O activista Hitler Samussuku foi posto em liberdade nesta segunda-feira, 13, ao fim de quatro horas de interrogatórios no Serviço de Investigação Criminal (SIC), num processo, ainda em fase de investigação, no qual é acusado de ultraje ao Presidente da República.

Hitler, como é conhecido, foi detido na sexta-feira, 10, por elementos à paisana do SIC, juntamente com a mãe quando se dirigia a uma clínica.

A mãe foi libertada no final do dia, mas o activista continuou preso, tendo sido encaminhado para o Hospital-Prisão de Luanda.
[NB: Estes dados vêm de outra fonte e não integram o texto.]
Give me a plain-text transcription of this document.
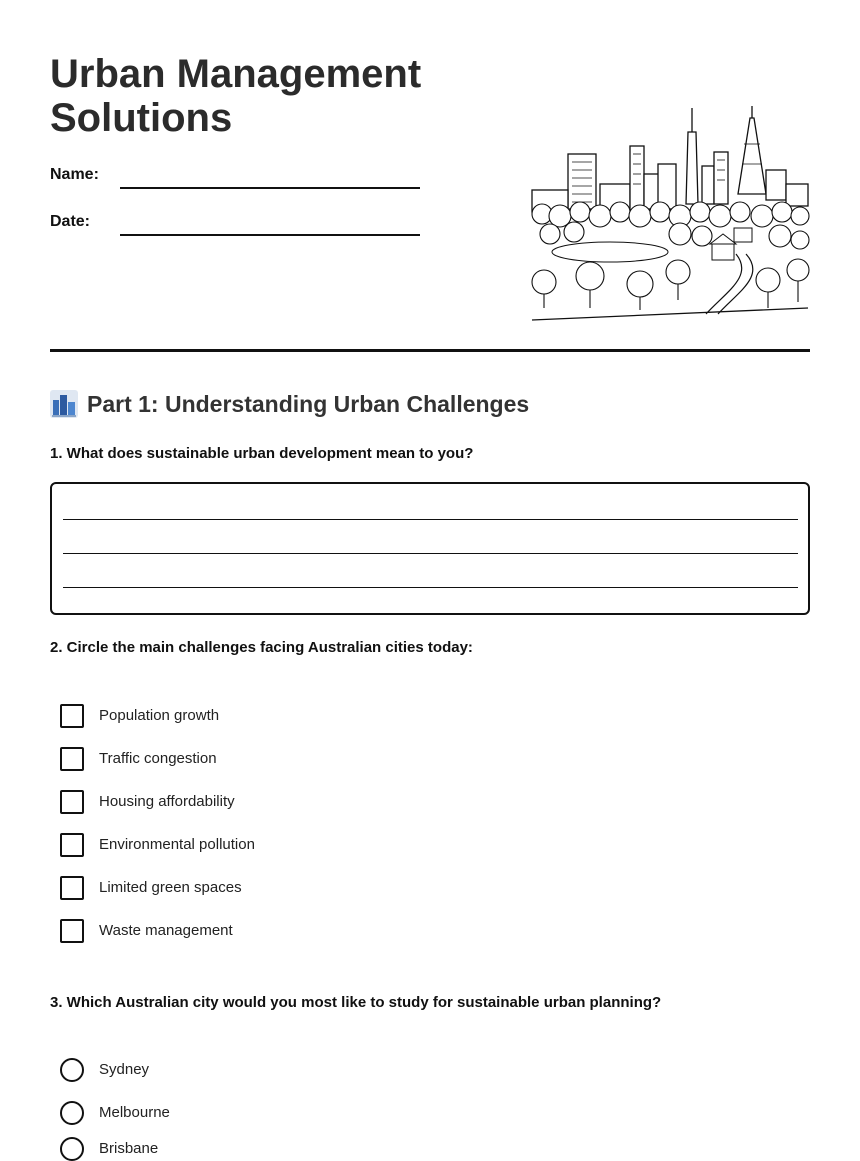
Urban Management
Solutions
Name:
Date:
Part 1: Understanding Urban Challenges
1. What does sustainable urban development mean to you?
2. Circle the main challenges facing Australian cities today:
Population growth
Traffic congestion
Housing affordability
Environmental pollution
Limited green spaces
Waste management
3. Which Australian city would you most like to study for sustainable urban planning?
Sydney
Melbourne
Brisbane
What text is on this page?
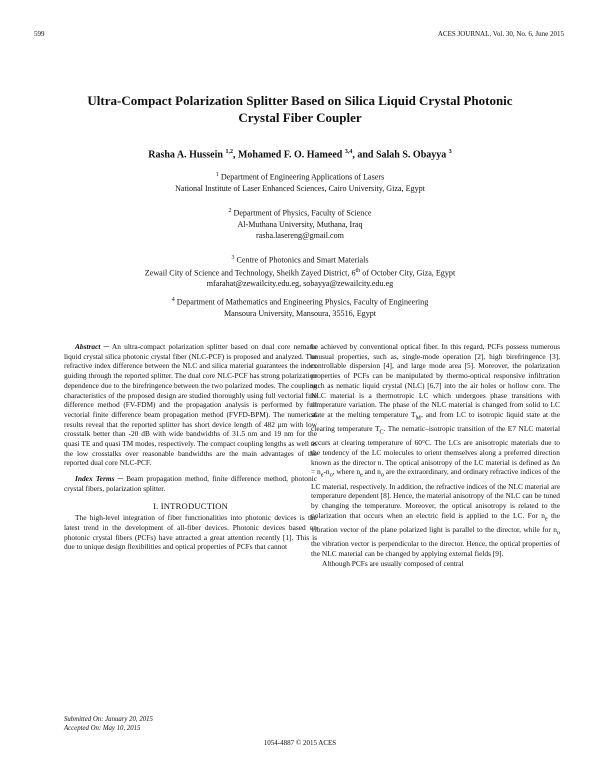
599	ACES JOURNAL, Vol. 30, No. 6, June 2015
Ultra-Compact Polarization Splitter Based on Silica Liquid Crystal Photonic
Crystal Fiber Coupler
Rasha A. Hussein $^{1,2}$, Mohamed F. O. Hameed $^{3,4}$, and Salah S. Obayya $^3$
$^1$ Department of Engineering Applications of Lasers
National Institute of Laser Enhanced Sciences, Cairo University, Giza, Egypt
$^2$ Department of Physics, Faculty of Science
Al-Muthana University, Muthana, Iraq
rasha.lasereng@gmail.com
$^3$ Centre of Photonics and Smart Materials
Zewail City of Science and Technology, Sheikh Zayed District, 6th of October City, Giza, Egypt
mfarahat@zewailcity.edu.eg, sobayya@zewailcity.edu.eg
$^4$ Department of Mathematics and Engineering Physics, Faculty of Engineering
Mansoura University, Mansoura, 35516, Egypt

Abstract ─ An ultra-compact polarization splitter based on dual core nematic liquid crystal silica photonic crystal fiber (NLC-PCF) is proposed and analyzed. The refractive index difference between the NLC and silica material guarantees the index guiding through the reported splitter. The dual core NLC-PCF has strong polarization dependence due to the birefringence between the two polarized modes. The coupling characteristics of the proposed design are studied thoroughly using full vectorial fine difference method (FV-FDM) and the propagation analysis is performed by full vectorial finite difference beam propagation method (FVFD-BPM). The numerical results reveal that the reported splitter has short device length of 482 µm with low crosstalk better than -20 dB with wide bandwidths of 31.5 nm and 19 nm for the quasi TE and quasi TM modes, respectively. The compact coupling lengths as well as the low crosstalks over reasonable bandwidths are the main advantages of the reported dual core NLC-PCF.

Index Terms ─ Beam propagation method, finite difference method, photonic crystal fibers, polarization splitter.

I. INTRODUCTION

The high-level integration of fiber functionalities into photonic devices is the latest trend in the development of all-fiber devices. Photonic devices based on photonic crystal fibers (PCFs) have attracted a great attention recently [1]. This is due to unique design flexibilities and optical properties of PCFs that cannot

be achieved by conventional optical fiber. In this regard, PCFs possess numerous unusual properties, such as, single-mode operation [2], high birefringence [3], controllable dispersion [4], and large mode area [5]. Moreover, the polarization properties of PCFs can be manipulated by thermo-optical responsive infiltration such as nematic liquid crystal (NLC) [6,7] into the air holes or hollow core. The NLC material is a thermotropic LC which undergoes phase transitions with temperature variation. The phase of the NLC material is changed from solid to LC state at the melting temperature $T_M$, and from LC to isotropic liquid state at the clearing temperature $T_C$. The nematic–isotropic transition of the E7 NLC material occurs at clearing temperature of 60°C. The LCs are anisotropic materials due to the tendency of the LC molecules to orient themselves along a preferred direction known as the director n. The optical anisotropy of the LC material is defined as $\Delta n = n_e-n_o$, where $n_e$ and $n_o$ are the extraordinary, and ordinary refractive indices of the LC material, respectively. In addition, the refractive indices of the NLC material are temperature dependent [8]. Hence, the material anisotropy of the NLC can be tuned by changing the temperature. Moreover, the optical anisotropy is related to the polarization that occurs when an electric field is applied to the LC. For $n_e$ the vibration vector of the plane polarized light is parallel to the director, while for $n_o$ the vibration vector is perpendicular to the director. Hence, the optical properties of the NLC material can be changed by applying external fields [9].

Although PCFs are usually composed of central

Submitted On: January 20, 2015
Accepted On: May 10, 2015
1054-4887 © 2015 ACES
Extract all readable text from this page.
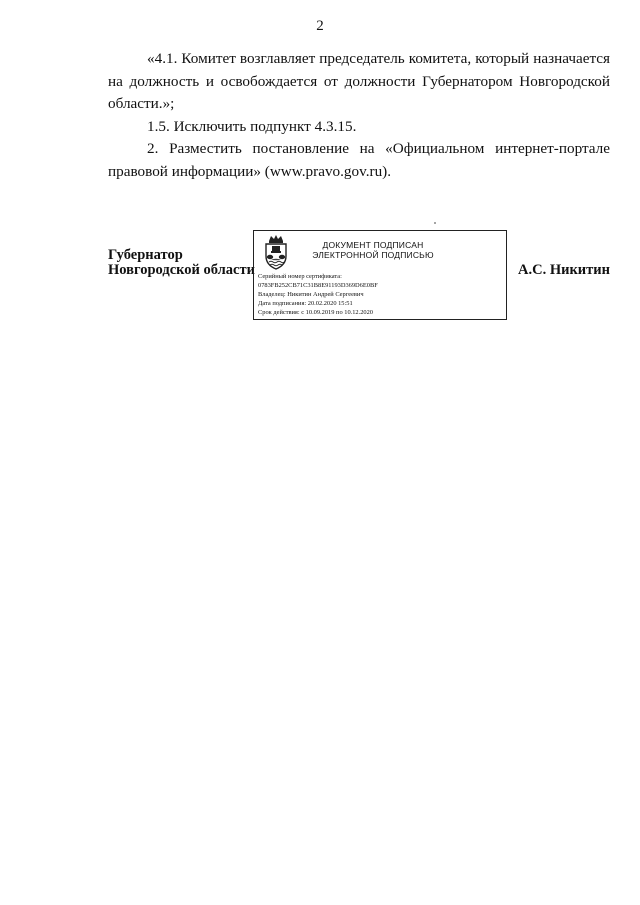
2

«4.1. Комитет возглавляет председатель комитета, который назначается на должность и освобождается от должности Губернатором Новгородской области.»;

1.5. Исключить подпункт 4.3.15.

2. Разместить постановление на «Официальном интернет-портале правовой информации» (www.pravo.gov.ru).

Губернатор
Новгородской области
ДОКУМЕНТ ПОДПИСАН
ЭЛЕКТРОННОЙ ПОДПИСЬЮ
Серийный номер сертификата:
0783FB252CB71C31B8E91193D369D6E0BF
Владелец: Никитин Андрей Сергеевич
Дата подписания: 20.02.2020 15:51
Срок действия: с 10.09.2019 по 10.12.2020
А.С. Никитин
A libertação de Hitler Samussuku foi confirmada à VOA pelo seu advogado de defesa, Zola Ferreira Bambi, adiantando que não lhe foram colocadas quaisquer restrições.
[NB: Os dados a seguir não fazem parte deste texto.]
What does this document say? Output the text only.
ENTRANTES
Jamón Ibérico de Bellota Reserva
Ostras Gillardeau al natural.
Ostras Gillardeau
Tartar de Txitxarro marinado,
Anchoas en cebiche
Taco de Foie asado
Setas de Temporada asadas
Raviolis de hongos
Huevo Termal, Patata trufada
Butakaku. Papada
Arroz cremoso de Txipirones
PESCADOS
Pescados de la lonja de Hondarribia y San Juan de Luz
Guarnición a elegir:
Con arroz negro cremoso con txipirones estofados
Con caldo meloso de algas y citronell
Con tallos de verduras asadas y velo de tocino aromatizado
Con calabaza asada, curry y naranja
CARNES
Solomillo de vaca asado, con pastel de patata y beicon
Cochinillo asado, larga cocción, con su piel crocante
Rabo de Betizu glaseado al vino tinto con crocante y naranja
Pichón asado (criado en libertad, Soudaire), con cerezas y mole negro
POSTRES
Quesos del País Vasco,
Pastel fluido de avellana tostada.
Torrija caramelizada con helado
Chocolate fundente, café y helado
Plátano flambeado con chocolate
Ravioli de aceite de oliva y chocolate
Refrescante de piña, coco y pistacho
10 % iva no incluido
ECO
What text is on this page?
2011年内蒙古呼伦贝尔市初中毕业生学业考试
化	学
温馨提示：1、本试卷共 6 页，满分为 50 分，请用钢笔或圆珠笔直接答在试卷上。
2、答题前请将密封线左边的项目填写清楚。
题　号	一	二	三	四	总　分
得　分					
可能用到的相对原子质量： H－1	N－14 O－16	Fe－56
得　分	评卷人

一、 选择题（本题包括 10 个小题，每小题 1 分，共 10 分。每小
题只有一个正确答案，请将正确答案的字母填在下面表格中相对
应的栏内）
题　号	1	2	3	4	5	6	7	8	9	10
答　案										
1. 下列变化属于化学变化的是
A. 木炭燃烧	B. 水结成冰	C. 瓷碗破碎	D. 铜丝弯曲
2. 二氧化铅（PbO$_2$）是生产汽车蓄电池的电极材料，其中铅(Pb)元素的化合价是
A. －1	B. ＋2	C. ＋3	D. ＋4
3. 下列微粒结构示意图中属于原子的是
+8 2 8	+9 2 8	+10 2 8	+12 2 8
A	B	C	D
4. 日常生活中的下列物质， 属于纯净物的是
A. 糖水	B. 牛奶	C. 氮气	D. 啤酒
“Ele tem de apenas estar disponível para falar com os investigadores, sempre que necessário”, concluiu.

A detenção do activista, que integra o grupo dos 17, presos em 2015 e acusados de atentarem contra o Presidente da República, aconteceu depois da publicação de um vídeo nas redes sociais, no qual ele adverte João Lourenço para as prisões de activistas, “as nossas tropas”, lembrando que eles enfrentaram José Eduardo dos Santos, enquanto Lourenço, segundo as suas palavras, “não é nada”.

Hitler referia-se à prisão, nas duas últimas semanas, de outros dois membros do grupo dos 17, Arante Kivuvu e Benedito Jeremias, conhecido por “Dito Dali”.

Kivuvu foi preso por participar numa manifestação no Talatona contra a ocupação ilegal de terrenos de uma família do Kwanza-Sul, enquanto “Dito Dali” foi detido por ter acusado um comandante da polícia de ter detido o colega Kivuvu, para subir de patente.